Mohammad Qasem

Personal information
- Full name: Mohammad Ibrahim Qasem
- Date of birth: 6 February 2006 (age 20)
- Place of birth: Jordan
- Position: Striker

Team information
- Current team: Al-Faisaly
- Number: 95

Youth career
- Marmar Sports Academy
- Sahab
- Al-Faisaly

Senior career*
- Years: Team / Apps / (Gls)
- 2026–: Al-Faisaly / 11 / (3)

International career^{‡}
- 2021: Jordan U15
- 2026–: Jordan U23 / 2 / (1)

= Mohammad Qasem (footballer, born 2006) =

Jordanian footballer (born 2006)

Mohammad Ibrahim Qasem (محمد ابراهيم قاسم; born 8 September 2005), also known as Hammadi (حمادي), is a Jordanian professional footballer who plays as a striker for Jordanian Pro League club Al-Faisaly.

==Club career==
===Early career===
During his youth days, Qasem played at Amman's Marmar Sports Academy and Sahab, before joining Al-Faisaly's under-19 squad.

===Al-Faisaly===
Qasem would make his club debut for Al-Faisaly on 23 January 2026 with a one-minute cameo against Al-Salt.

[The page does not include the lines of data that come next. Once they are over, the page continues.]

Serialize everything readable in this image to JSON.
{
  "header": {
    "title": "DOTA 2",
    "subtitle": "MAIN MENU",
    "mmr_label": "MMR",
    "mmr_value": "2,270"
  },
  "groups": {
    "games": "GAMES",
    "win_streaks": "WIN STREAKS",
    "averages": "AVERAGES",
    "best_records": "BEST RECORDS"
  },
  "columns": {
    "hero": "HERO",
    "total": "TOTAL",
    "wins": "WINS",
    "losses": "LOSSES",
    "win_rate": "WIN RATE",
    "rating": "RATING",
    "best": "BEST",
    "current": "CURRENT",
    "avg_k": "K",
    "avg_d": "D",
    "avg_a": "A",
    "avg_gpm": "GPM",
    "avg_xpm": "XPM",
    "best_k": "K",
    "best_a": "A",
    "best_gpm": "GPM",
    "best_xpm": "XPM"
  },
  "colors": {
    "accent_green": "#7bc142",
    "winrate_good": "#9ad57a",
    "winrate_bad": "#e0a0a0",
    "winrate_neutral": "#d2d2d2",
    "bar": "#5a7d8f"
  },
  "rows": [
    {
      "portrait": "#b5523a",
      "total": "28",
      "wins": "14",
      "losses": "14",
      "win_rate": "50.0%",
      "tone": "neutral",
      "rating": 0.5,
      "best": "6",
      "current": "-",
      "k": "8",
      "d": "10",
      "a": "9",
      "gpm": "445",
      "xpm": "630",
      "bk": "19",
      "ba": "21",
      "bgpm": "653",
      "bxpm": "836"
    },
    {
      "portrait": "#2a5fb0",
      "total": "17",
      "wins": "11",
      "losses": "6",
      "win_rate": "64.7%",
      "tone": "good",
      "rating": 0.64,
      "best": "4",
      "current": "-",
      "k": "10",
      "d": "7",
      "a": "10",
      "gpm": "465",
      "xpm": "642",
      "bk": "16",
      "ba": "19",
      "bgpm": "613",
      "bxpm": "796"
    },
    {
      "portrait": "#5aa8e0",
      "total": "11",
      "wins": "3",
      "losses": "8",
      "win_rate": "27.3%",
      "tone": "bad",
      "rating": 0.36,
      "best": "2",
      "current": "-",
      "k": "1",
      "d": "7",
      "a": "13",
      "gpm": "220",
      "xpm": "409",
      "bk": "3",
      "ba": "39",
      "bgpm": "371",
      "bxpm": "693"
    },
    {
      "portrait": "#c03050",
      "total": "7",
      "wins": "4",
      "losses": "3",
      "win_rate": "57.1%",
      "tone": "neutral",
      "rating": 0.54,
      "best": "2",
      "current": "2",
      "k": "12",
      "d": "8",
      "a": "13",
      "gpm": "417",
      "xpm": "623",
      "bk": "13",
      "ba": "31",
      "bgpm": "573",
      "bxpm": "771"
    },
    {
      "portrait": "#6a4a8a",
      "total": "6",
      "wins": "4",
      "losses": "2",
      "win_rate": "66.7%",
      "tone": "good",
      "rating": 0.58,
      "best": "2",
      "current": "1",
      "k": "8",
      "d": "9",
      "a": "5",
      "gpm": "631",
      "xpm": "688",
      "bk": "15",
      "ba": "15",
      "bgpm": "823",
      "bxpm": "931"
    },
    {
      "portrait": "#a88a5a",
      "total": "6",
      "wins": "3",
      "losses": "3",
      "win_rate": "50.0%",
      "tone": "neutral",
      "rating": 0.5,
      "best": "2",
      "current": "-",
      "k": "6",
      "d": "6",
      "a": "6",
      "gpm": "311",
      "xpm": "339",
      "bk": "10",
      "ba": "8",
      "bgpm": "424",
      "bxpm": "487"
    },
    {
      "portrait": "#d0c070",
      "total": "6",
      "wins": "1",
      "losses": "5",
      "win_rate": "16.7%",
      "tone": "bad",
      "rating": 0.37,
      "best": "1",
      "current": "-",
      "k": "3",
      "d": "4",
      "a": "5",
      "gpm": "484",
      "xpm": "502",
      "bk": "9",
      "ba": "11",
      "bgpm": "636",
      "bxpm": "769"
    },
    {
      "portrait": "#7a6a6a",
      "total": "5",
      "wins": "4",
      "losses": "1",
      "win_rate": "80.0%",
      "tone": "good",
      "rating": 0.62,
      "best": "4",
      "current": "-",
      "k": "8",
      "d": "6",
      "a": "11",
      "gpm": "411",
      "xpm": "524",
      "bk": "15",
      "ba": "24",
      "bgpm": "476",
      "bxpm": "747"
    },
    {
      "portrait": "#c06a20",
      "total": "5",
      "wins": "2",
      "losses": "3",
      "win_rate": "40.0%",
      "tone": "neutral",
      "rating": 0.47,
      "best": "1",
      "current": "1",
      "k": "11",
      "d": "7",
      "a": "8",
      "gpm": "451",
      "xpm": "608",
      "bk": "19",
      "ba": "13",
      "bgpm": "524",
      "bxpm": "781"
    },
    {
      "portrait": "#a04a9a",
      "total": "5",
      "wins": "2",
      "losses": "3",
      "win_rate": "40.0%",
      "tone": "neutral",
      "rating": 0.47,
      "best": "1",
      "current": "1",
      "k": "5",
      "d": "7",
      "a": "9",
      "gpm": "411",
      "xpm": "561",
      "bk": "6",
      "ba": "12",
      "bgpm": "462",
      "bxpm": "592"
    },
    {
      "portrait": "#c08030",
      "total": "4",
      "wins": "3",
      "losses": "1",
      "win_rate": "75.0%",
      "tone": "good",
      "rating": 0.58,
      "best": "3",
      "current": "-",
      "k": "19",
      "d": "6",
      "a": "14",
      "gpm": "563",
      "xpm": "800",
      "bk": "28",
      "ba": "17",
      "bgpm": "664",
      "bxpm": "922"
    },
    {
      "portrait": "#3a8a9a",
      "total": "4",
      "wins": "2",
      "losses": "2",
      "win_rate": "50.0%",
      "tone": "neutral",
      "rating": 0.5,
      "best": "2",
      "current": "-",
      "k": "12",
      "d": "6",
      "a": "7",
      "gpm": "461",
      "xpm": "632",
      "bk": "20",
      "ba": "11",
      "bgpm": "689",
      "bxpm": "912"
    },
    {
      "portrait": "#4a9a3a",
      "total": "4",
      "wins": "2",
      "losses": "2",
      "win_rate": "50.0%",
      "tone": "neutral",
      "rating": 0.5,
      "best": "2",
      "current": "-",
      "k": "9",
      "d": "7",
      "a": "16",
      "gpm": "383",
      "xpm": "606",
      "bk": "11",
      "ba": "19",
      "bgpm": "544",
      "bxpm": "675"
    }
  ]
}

He would emerge that season when on 20 February, he registered two goals and an assist for the club against Al-Baqa'a. He then scored another goal the following week against Al-Sarhan. That game, however, caused him to suffer from a minor ankle injury and was forced to get sidelined.

==International career==
Qasem is a youth international for Jordan, beginning his international career with the Jordan national under-15 football team in 2021.

After his positive run at club level in early 2026, Qasem was rewarded with a call-up to the Jordan under-23 team. He scored a goal on his debut against Kyrgyzstan. He was then forced to get subbed off against Russia when he suffered from a knee injury.